Глаза Моны (страница 2)
Камилла только в полдень набралась духу позвонить отцу. Анри Вюймен не признавал мобильников, а по стационарному телефону отвечал таким сухим и резким “да”, что пропадала всякая охота продолжать разговор. Его дочь ненавидела этот ритуал и каждый раз заранее жалела о потерянном времени, даже если трубку снимала мать (когда еще была жива).
– Папа, – начала она, через силу выговаривая слова, – случилась ужасная вещь.
И рассказала все по порядку, стараясь сохранять спокойствие.
– И что же? – с нетерпением в голосе спросил Анри.
Но Камилла так долго сдерживала слезы, что не выдержала и вместо ответа разрыдалась.
– Так что же, милая? – торопил ее отец.
Неожиданно ласковое обращение придало Камилле сил, она глубоко вздохнула и закончила:
– Ничего! Пока ничего не нашли. Все, кажется, в порядке.
Анри тоже вздохнул с огромным облегчением, откинулся на спинку стула и обозрел потолочную лепнину: радующий глаз орнамент из пузатых фруктов, весенних цветов и витиеватых загогулин.
– Дай мне ее на минутку.
Но Мона уже задремала в гостиной, пригревшись в кресле под рыжим пледом.

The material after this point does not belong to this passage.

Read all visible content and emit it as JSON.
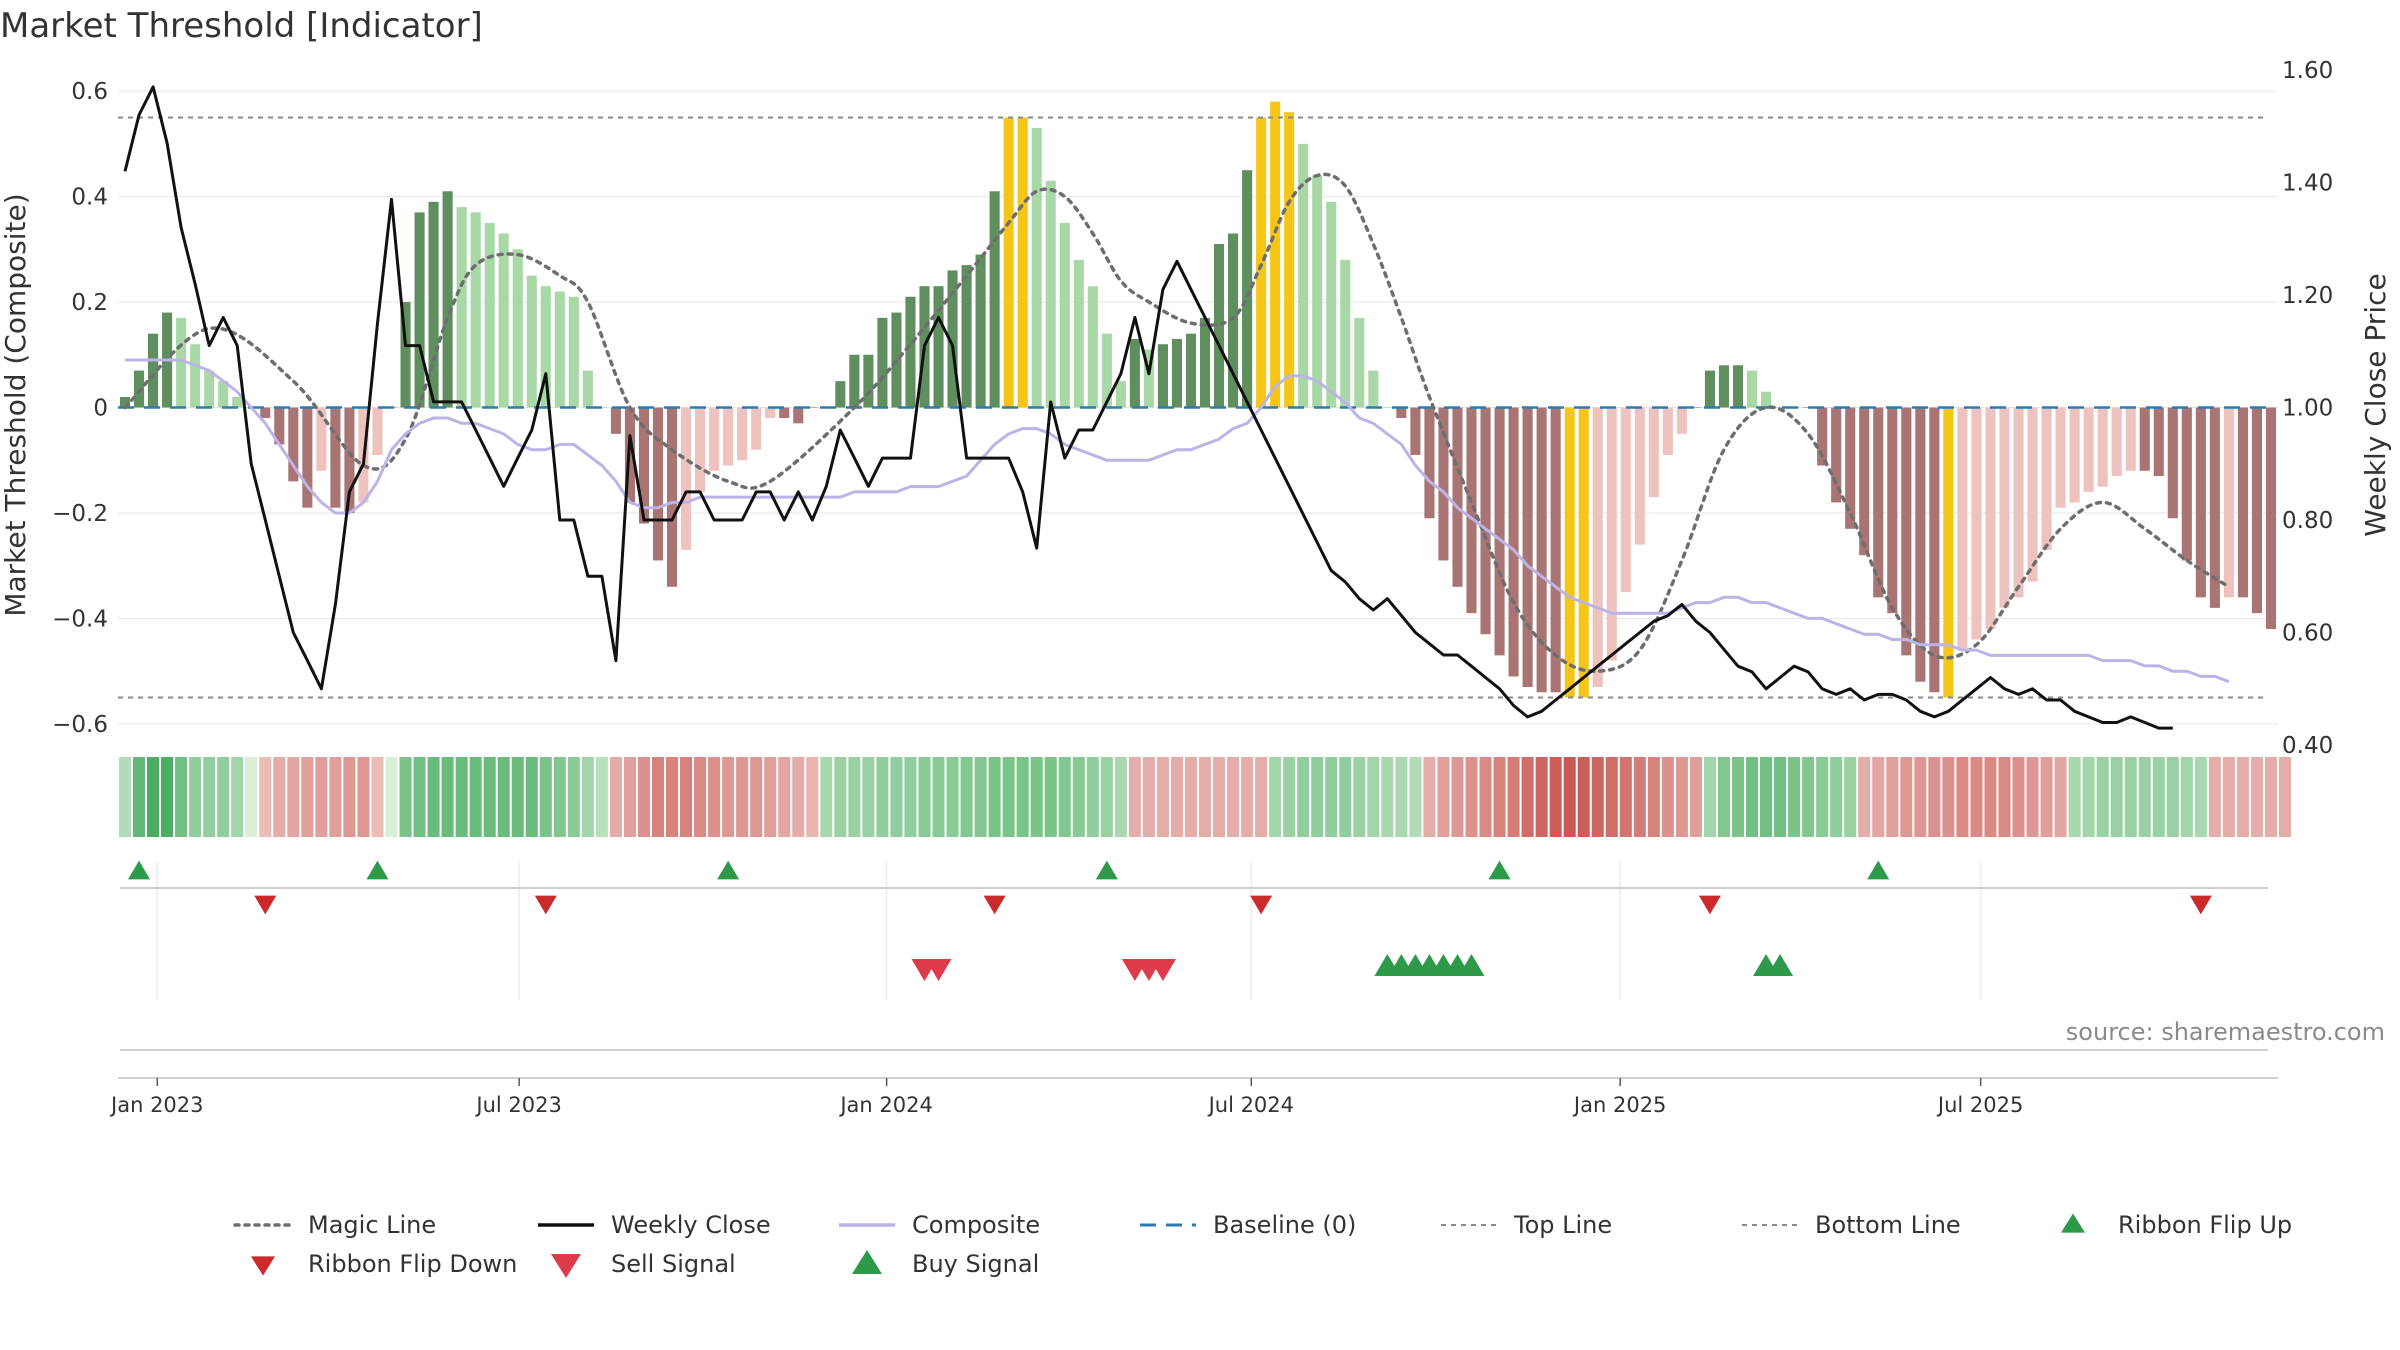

Овидий описывал засыпание как вход в огромную пещеру, где, томно раскинувшись, возлежит бог сна. Эти чертоги недоступны для Феба, повелителя Солнца. Мона узнала от деда, что путешествия в таинственные, зыбкие области сна определяют ритм отмеренной нам жизни. Поэтому никак нельзя пренебрегать прогулками по этим краям, где мы вновь и вновь оказываемся еженощно.
* * *
В следующие дни доктор Ван Орст из Отель-Дьё направлял Мону на все новые и новые обследования. И снова никакой особой патологии не выявилось. Шестьдесят три минуты слепоты оставались необъяснимыми, так что доктор отказался от диагноза “транзиторная ишемическая атака”, предполагавшего сосудистую недостаточность, в наличии которой он теперь сомневался. Поскольку установить точный диагноз не удавалось, Ван Орст предложил Моне и ее родителям прибегнуть к гипнозу. Поля такое предложение ошарашило. Мона же не очень хорошо понимала, что это такое. Само слово связывалось у нее с игрой в удавку, о которой она что-то смутно слышала в школе и которая ужасно ее пугала. Доктор постарался развеять это ложное представление и объяснил: погрузив Мону в гипноз, он сможет на некоторое время проникнуть в ее сознание и управлять им. Таким образом он вернет девочку в тот момент, когда у нее пропало зрение, даст ей пережить это снова, и тогда, возможно, обнаружится причина. Поль был категорически против. Ни в коем случае, это слишком опасно. Настаивать Ван Орст не стал – чтобы гипноз дал результаты, ребенок должен полностью довериться врачу. У Моны же с самого начала было сильное предубеждение, и отец ее бурно воспротивился, значит, возвращаться к рискованной теме не стоило. Что касается Камиллы, она промолчала.
Что ж, доктор Ван Орст назначил пациентке классическое медицинское наблюдение: еженедельно сдавать кровь, показываться офтальмологу. Плюс домашний режим на десять дней. А Камилле и Полю велел отслеживать “любые субъективные жалобы, которые могут иметь симптоматический характер”, то есть внимательно прислушиваться к ощущениям дочери. И посоветовал обратиться по этому поводу к педопсихиатру.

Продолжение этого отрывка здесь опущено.